Defined Contribution Plans

403(b) Plans


Section 403(b) plans are also referred to as a tax sheltered annuity or TSA. They are a special type of retirement plans for certain tax-exempt organizations and public education organizations.


Section 403(b) was created by Congress in 1958 to limit the contributions being made toward tax-deferred vehicles. In 1961 the plans were extended to public school employees. In 1964 many of the current regulations were written and implemented.

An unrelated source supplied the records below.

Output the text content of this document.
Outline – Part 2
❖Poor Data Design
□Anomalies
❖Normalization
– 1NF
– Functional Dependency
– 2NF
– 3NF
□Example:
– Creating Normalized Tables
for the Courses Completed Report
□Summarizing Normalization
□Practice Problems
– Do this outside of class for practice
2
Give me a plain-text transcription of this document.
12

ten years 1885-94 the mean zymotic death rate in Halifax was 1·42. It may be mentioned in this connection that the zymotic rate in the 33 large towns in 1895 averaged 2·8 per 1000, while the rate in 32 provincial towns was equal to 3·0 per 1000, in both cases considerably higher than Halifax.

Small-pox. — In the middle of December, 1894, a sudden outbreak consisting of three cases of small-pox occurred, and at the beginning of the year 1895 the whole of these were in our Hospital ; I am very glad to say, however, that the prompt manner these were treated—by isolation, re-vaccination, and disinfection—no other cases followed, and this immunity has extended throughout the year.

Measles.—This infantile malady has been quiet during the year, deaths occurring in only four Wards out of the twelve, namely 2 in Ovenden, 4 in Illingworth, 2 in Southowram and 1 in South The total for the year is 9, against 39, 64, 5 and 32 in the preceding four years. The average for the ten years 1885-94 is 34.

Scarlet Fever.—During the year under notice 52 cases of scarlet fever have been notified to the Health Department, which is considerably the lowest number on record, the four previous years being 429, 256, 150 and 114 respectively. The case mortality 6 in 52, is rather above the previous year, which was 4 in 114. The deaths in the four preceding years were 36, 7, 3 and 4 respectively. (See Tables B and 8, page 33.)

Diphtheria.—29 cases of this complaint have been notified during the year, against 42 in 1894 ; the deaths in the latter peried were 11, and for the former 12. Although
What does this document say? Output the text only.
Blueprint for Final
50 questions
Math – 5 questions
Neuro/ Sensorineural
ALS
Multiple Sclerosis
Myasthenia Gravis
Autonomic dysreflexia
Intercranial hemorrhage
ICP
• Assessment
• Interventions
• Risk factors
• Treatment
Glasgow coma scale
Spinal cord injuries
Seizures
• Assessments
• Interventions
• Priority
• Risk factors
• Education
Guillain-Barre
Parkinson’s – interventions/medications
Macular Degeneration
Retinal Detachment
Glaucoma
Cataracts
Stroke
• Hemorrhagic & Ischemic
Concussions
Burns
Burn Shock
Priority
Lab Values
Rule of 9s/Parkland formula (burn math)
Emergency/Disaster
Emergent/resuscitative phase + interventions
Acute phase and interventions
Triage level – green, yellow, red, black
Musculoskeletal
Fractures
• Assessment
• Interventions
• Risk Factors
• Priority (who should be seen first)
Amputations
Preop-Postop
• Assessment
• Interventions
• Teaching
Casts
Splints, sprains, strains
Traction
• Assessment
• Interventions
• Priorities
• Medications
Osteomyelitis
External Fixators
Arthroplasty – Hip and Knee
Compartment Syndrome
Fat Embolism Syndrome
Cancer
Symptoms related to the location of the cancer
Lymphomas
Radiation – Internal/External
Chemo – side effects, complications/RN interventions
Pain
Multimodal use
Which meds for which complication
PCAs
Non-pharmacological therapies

Section 403(b) plans may receive various types of
contributions such as:

  1. Employee Deferrals
  2. Employer Matching Contributions
  3. Employer nonelective contributions
  4. Employee after-tax contributions.
  5. Pre-tax Roth contributions were made available in 2006.

Eligible Employers

  1. Sate or subdivisions of a state
  2. State agencies
  3. District of Columbia
  4. Indian Tribal Governments
  5. Not for Profits under Section 501(c)(3)
  6. School districts

Investment Alternatives

  1. Annuities Section 403(b)(1)
  2. Custodial Accounts 403(b)(7)
  3. Retirement Income Accounts 403(b)(9) – Church plans only

Contribution Limitations

  1. Deferral and employer contributions must not exceed the statutory limits, please see the brochure on 403(b) plans for the current limitations.

  2. Special catch up contribution is available for employees who have been with a single employer for 15 years or more.